In China, drug use remains relatively uncontrolled, in spite of recent governmental efforts to the contrary. I’ve personally witnessed use of products not approved for animal administration in the US and use of products of unknown potency with unknown purity, etc.
In the case of clenbuterol, this is a beta-agonist compound that results in high rates of lean deposition and less fat deposition in both ruminants and pigs. In the US the product is banned due to concerns over possible carcinogens related to the metabolism of the compound.
However, in China it is available on the black-market and is locally known as ‘grow-powder’ which makes pigs grow faster when sprinkled on the feed. Of course, when sprinkled on the feed the level of compound added to the diet is uncontrolled, and most likely much higher than would ever be fed even if the compound were an approved product.

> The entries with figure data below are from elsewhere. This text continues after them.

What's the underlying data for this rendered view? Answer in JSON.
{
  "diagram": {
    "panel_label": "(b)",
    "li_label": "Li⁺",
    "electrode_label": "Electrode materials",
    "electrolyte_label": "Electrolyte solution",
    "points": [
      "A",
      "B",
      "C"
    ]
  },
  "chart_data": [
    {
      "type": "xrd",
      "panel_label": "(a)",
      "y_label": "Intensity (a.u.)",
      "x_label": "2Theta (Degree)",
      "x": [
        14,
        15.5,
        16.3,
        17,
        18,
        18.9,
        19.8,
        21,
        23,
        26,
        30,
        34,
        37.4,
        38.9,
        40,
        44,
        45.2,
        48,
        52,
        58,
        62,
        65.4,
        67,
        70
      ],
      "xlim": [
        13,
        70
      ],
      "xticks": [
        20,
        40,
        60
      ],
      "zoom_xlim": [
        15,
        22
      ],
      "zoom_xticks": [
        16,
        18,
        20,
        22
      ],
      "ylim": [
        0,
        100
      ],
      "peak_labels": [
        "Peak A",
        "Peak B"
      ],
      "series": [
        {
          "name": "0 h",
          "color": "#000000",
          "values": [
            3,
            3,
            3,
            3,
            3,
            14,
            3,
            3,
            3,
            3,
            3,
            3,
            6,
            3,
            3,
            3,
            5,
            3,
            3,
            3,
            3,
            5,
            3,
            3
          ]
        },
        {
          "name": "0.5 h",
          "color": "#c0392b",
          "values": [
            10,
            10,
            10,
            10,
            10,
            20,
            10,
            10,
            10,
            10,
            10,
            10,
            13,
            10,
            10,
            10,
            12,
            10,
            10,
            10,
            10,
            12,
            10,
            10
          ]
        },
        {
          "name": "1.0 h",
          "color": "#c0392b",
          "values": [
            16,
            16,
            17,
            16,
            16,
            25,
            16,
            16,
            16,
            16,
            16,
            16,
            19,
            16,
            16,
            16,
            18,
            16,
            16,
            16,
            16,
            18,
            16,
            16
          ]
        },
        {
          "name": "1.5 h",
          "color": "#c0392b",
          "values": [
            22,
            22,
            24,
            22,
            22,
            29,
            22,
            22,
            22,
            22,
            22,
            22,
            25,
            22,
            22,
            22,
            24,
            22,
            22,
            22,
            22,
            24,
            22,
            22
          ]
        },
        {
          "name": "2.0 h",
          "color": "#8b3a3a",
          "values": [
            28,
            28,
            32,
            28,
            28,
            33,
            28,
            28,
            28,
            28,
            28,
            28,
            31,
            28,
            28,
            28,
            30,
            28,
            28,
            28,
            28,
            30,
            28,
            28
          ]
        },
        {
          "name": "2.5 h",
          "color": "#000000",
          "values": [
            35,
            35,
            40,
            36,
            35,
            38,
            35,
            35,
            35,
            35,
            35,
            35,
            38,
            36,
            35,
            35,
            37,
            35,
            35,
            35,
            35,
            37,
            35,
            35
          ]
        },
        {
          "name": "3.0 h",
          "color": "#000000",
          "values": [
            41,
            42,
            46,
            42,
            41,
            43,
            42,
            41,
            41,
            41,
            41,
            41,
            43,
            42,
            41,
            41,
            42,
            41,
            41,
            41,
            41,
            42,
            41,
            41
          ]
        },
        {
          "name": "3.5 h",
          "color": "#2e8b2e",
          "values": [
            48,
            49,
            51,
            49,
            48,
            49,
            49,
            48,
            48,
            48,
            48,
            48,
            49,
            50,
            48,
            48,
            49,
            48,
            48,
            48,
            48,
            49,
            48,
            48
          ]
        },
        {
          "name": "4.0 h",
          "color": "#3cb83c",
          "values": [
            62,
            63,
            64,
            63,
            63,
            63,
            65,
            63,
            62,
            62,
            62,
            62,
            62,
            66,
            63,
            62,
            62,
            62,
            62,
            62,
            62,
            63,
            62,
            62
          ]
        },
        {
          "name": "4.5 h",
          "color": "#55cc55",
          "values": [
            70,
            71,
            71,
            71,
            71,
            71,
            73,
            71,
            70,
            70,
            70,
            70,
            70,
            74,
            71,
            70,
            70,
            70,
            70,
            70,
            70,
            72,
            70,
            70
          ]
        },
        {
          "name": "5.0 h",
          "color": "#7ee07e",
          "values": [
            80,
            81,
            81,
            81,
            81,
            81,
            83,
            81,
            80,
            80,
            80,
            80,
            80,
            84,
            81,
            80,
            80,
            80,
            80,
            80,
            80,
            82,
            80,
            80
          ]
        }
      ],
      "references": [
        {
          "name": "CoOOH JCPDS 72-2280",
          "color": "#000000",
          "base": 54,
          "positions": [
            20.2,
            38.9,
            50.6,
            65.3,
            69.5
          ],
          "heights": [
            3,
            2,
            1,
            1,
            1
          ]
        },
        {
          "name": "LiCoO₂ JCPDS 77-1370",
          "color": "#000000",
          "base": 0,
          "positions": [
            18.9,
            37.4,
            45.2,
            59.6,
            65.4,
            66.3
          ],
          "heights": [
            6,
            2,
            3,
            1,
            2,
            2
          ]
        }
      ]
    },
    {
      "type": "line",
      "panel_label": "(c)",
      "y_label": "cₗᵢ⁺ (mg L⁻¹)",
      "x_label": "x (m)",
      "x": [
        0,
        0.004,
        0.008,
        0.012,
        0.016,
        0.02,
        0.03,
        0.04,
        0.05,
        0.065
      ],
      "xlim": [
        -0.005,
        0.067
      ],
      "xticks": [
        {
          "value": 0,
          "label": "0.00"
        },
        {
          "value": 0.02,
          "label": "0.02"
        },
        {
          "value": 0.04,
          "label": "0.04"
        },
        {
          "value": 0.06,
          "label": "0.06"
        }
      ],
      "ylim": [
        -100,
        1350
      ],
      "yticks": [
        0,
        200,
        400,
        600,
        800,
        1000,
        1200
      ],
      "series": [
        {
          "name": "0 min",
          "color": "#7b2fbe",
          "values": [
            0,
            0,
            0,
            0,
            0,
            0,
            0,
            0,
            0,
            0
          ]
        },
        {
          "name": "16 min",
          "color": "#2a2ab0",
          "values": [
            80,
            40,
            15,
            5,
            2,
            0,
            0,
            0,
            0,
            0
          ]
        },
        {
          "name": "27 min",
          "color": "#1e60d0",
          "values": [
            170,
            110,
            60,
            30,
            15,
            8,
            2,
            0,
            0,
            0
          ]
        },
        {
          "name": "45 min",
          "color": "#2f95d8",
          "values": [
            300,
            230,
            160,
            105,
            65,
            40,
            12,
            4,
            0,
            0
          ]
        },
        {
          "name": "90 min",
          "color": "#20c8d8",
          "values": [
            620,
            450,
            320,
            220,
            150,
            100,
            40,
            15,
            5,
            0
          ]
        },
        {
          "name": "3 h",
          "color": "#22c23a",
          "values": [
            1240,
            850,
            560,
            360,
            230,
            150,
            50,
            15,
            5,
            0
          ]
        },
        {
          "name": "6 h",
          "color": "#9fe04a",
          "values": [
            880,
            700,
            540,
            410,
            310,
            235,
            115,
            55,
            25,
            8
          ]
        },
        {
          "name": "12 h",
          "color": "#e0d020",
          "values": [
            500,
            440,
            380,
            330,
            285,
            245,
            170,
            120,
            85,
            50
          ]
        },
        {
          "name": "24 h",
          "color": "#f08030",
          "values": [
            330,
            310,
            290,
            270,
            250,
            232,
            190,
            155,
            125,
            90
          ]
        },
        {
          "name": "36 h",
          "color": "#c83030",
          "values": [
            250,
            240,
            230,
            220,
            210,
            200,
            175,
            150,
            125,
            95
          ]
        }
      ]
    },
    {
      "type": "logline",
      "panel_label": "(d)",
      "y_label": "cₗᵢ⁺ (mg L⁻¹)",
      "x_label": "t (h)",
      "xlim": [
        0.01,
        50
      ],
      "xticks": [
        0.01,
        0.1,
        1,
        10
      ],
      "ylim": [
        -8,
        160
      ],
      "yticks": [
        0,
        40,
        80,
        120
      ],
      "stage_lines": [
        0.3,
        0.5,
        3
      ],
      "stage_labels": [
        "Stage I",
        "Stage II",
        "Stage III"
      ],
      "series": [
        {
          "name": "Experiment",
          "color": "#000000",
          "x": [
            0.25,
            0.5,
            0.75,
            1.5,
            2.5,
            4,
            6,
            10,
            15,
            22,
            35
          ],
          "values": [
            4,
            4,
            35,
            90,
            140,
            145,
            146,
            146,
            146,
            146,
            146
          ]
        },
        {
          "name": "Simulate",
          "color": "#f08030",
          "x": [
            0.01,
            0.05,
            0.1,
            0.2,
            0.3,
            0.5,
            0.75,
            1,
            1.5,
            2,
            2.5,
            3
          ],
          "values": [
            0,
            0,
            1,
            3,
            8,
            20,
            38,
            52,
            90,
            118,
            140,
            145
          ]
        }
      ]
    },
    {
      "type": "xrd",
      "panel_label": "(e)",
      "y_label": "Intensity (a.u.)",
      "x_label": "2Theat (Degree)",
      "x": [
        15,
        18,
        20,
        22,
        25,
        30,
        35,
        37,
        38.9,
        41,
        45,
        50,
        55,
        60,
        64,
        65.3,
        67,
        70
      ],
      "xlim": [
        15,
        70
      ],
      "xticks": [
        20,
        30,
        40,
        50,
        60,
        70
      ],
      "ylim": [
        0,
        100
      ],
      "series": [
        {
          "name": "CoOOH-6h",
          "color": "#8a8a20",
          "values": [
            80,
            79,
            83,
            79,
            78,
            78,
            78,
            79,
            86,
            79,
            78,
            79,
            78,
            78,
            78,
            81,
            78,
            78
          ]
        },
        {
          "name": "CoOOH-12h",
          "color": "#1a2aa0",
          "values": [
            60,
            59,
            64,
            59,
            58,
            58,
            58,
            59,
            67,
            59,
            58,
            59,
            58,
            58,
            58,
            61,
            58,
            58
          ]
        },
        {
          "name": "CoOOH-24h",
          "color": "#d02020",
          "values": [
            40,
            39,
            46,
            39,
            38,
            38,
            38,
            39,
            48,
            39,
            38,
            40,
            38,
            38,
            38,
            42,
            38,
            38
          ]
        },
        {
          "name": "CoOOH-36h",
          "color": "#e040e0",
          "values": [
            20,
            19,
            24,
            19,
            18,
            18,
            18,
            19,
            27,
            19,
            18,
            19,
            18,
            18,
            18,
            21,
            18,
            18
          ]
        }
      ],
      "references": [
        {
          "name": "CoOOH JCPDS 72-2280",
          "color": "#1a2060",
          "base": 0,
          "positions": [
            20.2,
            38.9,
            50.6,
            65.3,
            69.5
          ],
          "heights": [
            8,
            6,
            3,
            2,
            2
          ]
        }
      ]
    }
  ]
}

Situations like this serve as a reminder of the very effective food safety net we have in the US. We have the FDA approving products for use in animal diets only after rigorous testing and a lengthy approval process. As a result of the 9-11 disaster, feed mills have much more stringent monitoring and reporting requirements.
In addition USDA randomly tests carcasses for residues. I’m sure several readers of this blog have been involved in the false positive aspects of this testing where they are have been tasked to prove a zero possibility of residue for the drug tested before more pigs from the facility are allowed to enter the food chain. In the case of USDA, they err on the side of caution with residue testing, preferring to have many false positives to track down rather than letting one positive carcass enter the food chain.